Zerah was reported to have been able to solve fairly complex problems. For example, the sixth Fermat number is 22^{5}+1 (or 2^{32}+1). The question is whether this number, 4,294,967,297, is prime or not. Zerah calculated in his head that it was not and had a divisor of 641. (Its other proper divisor is 6,700,417).

His father capitalized on his boy's talents by taking Zerah around the country and eventually abroad, demonstrating the boy's exceptional abilities. The two left Vermont in the winter of 1810–11. Passing through Hanover, New Hampshire, John Wheelock, then president of Dartmouth College, offered to take upon himself the whole care and expense of his education, but his father rejected the offer. At Boston, the boy's performances attracted much attention. He was visited by Harvard College professors and eminent people from all professions, and the newspapers ran numerous articles concerning his powers of computation.

After leaving Boston, his father exhibited Zerah for money throughout the middle and part of the southern states and, in January 1812, sailed with him for England. In September 1813 Colburn was being exhibited in Dublin. Colburn was pitted against the eight-year-old William Rowan Hamilton in a mental arithmetic contest, with Colburn emerging the clear victor. In reaction to his defeat, Hamilton dedicated less time to studying languages and more time to studying mathematics. After traveling over England, Scotland, and Ireland, they spent 18 months in Paris. Here Zerah was placed in the Lycée Napoléon but was soon removed by his father, who at length in 1816 returned to England in deep poverty.

The Earl of Bristol soon became interested in the boy, and placed him in Westminster School, where he remained until 1819. In consequence of his father's refusal to comply with certain arrangements proposed by the earl, Zerah was removed from Westminster, and his father then proposed to Zerah that he should study to become an actor. Accordingly, he studied for this profession and for a few months was under the tuition of Charles Kemble. His first appearance, however, dissatisfied both his instructor and himself so much that he was not accepted for the stage, so he accepted a position as an assistant in a school, and soon afterward commenced a school of his own. To this he added the performing of some astronomical calculations for Thomas Young, then secretary of the Board of Longitude.

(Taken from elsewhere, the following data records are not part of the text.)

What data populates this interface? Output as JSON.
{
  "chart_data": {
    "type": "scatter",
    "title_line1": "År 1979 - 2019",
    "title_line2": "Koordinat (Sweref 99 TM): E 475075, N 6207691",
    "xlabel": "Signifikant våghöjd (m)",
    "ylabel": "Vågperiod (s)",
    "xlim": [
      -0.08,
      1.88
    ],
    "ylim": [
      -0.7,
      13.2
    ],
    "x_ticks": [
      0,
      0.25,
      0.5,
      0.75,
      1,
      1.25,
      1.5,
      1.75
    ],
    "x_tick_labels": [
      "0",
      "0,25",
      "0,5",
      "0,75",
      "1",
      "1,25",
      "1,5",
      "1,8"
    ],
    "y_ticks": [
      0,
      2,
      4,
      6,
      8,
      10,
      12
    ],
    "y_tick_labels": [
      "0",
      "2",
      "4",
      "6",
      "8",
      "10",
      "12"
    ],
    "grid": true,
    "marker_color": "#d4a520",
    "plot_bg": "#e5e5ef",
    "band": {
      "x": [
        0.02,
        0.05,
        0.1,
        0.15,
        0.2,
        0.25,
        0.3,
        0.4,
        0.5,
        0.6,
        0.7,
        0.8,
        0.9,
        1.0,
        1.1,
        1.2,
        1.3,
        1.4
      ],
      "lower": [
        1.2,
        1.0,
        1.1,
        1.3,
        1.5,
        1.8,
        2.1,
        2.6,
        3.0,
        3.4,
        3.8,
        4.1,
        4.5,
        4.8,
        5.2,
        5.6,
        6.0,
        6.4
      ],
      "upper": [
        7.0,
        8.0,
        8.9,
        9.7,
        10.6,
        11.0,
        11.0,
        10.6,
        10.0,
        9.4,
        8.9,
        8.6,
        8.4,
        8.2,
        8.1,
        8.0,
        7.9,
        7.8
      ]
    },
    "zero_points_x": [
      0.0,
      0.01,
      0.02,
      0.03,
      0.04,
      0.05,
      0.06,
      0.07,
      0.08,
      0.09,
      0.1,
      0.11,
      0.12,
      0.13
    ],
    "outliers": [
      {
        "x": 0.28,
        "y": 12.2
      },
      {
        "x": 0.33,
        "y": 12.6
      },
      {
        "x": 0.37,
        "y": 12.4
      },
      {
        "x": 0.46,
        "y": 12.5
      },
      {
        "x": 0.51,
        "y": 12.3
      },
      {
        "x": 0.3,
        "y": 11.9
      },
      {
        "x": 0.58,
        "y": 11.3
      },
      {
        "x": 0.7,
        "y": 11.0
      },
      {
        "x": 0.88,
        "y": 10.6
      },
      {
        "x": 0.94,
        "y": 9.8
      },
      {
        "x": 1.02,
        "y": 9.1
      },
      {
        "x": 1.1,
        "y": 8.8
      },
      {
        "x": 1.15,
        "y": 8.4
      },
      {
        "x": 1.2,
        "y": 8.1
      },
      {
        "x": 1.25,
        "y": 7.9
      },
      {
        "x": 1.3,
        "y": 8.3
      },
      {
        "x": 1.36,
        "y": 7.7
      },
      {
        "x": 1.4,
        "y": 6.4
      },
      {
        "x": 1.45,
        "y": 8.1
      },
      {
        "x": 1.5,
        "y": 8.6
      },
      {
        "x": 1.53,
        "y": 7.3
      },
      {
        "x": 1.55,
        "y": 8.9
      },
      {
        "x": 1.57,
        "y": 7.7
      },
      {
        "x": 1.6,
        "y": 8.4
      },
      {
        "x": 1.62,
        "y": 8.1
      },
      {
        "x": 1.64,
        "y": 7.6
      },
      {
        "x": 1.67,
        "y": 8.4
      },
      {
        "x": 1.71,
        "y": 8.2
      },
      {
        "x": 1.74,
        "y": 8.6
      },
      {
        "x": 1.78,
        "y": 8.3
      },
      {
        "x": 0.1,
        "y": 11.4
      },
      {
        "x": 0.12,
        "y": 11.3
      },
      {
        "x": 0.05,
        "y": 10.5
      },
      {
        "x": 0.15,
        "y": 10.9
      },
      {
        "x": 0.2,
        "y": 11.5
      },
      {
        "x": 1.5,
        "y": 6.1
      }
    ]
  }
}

In 1824 when his father died, he was enabled by the Earl of Bristol and other friends to return to the United States. Though Zerah's schooling was rather irregular, he showed talent in languages. He went to Fairfield, New York, as assistant teacher of an academy; not being pleased with his situation, he moved in March following to Burlington, Vermont, where he taught French, pursuing his studies at the same time at the University of Vermont. Toward the end of 1825 he connected himself with the Methodist Church and, after nine years of service as an itinerant preacher, settled in Norwich, Vermont, in 1835, where he was soon after appointed professor of languages at Dartmouth College in Hanover, New Hampshire. From 1835 until his death in 1839, he served as a professor of Latin, Greek, French and Spanish at Norwich University.

In 1833 Colburn published his autobiography. From this it appears that his faculty of computation left him about the time he reached adulthood. He died of tuberculosis at the age of 34 and was buried in Norwich's Old Meeting House Cemetery.

==Family==
His nephew, also named Zerah Colburn, was a noted locomotive engineer and technical journalist.